Extensive review: speech analysis-based assessment of respiratory disorders applying machine learning and deep learning paradigms
摘要
Respiratory disorders, a leading global health issue, are often inadequately diagnosed in both developing and developed countries despite the availability of effective treatments. While lung sounds have been widely studied for early diagnosis, speech parameter-based analysis. remains underexplored. This review examines the potential of speech analysis for detecting respiratory disorders, focusing on the challenges and existing methods. We analyze studies that employ speech parameters in respiratory disease detection, comparing them with traditional methods such as lung sound analysis and medical imaging. Our review identifies a significant gap in the use of speech-based diagnostics for respiratory conditions, with most studies relying on lung sounds and imaging. The few speech-based studies highlight the potential for speech to serve as an early indicator, though the lack of open-source speech databases for various disorders limits progress.

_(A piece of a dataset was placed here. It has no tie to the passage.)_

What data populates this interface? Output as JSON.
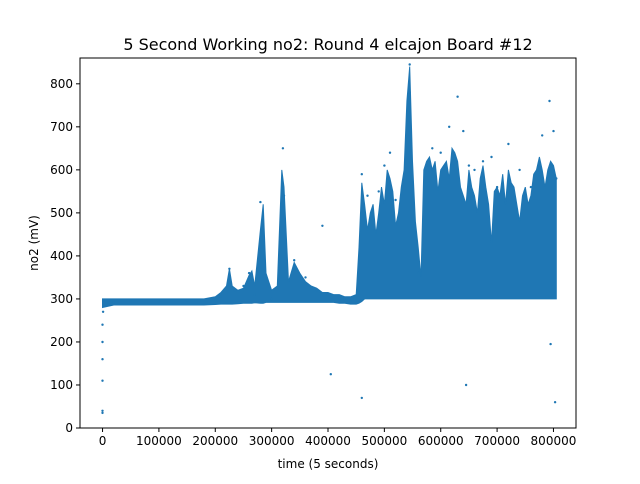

We analyzed peer-reviewed studies published between 2010 and 2024, identifying key trends in feature extraction methods, speech datasets, and machine learning techniques. Our review reveals that only 17% of the studies utilized publicly available speech datasets, and deep learning methods were employed in fewer than 25% of cases. These findings reveal a significant research gap in standardized datasets and advanced modeling approaches. This article is the first comprehensive review of speech-based respiratory disorder assessment, underscoring the need for deep learning approaches and publicly available speech datasets to advance the field. For effective early diagnosis and treatment, future research should focus on integrating speech analysis with existing diagnostic methods, leveraging machine learning and deep learning techniques for better accuracy.